John's HERMS Cart
This week's featured system comes from John Parker of Portland, Oregon. Originally from Alabama, John has been a homebrewer on and off for about 20 years. He started extract brewing while in the Army and quickly progressed to all grain brewing. He began the hobby with a five gallon cooler system before fabricating a HERMS-like cart system, which has roughly 85 percent efficiency and looks awesome!
The idea to build this system was to make great beer, share his passion with others, and to honor his late companion and beer aficionado, his dog Bailey. "He would always get so excited and watch me on brew days", said John.
The frame is constructed of 1/2 square tubing, welded by a friend, that measures 6' long, 30" high and 18 " deep. It has four large lawnmower wheels on axles for moving around. The frame is wrapped in 1/4" diamond plate.
Three kegs were welded to ports for all the connections. From left to right the three kegs are the HLT, mash tun and boil kettle. The kegs where in pretty rough shape so they have been painted and coated with high temp engine paint.

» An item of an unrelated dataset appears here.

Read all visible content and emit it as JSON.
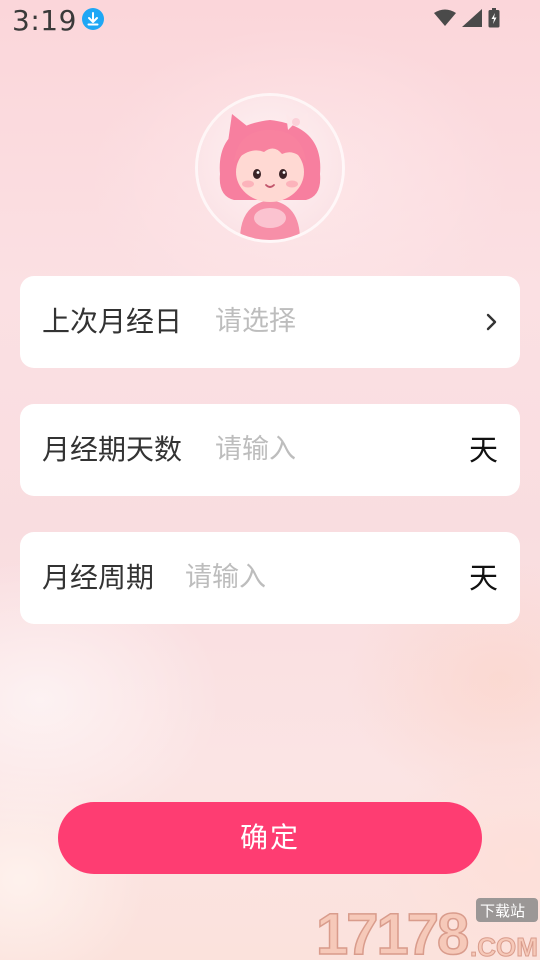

Underneath the HLT and boil kettle are 10" propane Banjo burners that were hard piped into a center propane port and controlled by there own manual valves. I also used two standard push button igniters.
To transfer liquid and wort there are two Chugger brand march pumps that are wired into separate electrical switches, and onto a heavy duty extension cord and grounded to the frame.
The HLT has a calibrated sight tube and I use a draw tube made of copper that is profiled to draw from the dead center of the bottom. Inside the HLT is a 5/8" convulated copper heat exchanger, used to recirculate the mash runnings to maintain the mash temps.
The mash tun is in the middle and is held in place by two studs that are welded to the sides and fit into sleeves that allow me to tilt and dump the mash tun. I use a stainless steel PICO-style false bottom and a copper draw tube that is also profiled to pull from the center. There is a side port with a quick disconnect that is used for both recirculation and my fly sparge arm.
The boil kettle has a calibrated sight glass and I used a copper draw tube profiled to pull from the side of the tank. I use a standard home water filter that is hard piped to a quick water hose disconnect to hook up to my garden hose for my water supply.
All fittings are stainless and I used quick disconnects on all ports and pump heads. I also used high temp hosing to transfer all liquids.
I used a 40 plate chiller for wort cooling but it can also transfer back into the HLT and heat exchanger using cold water in the tank. All of the waste water from cooling is put back into the system for cleaning when I am done.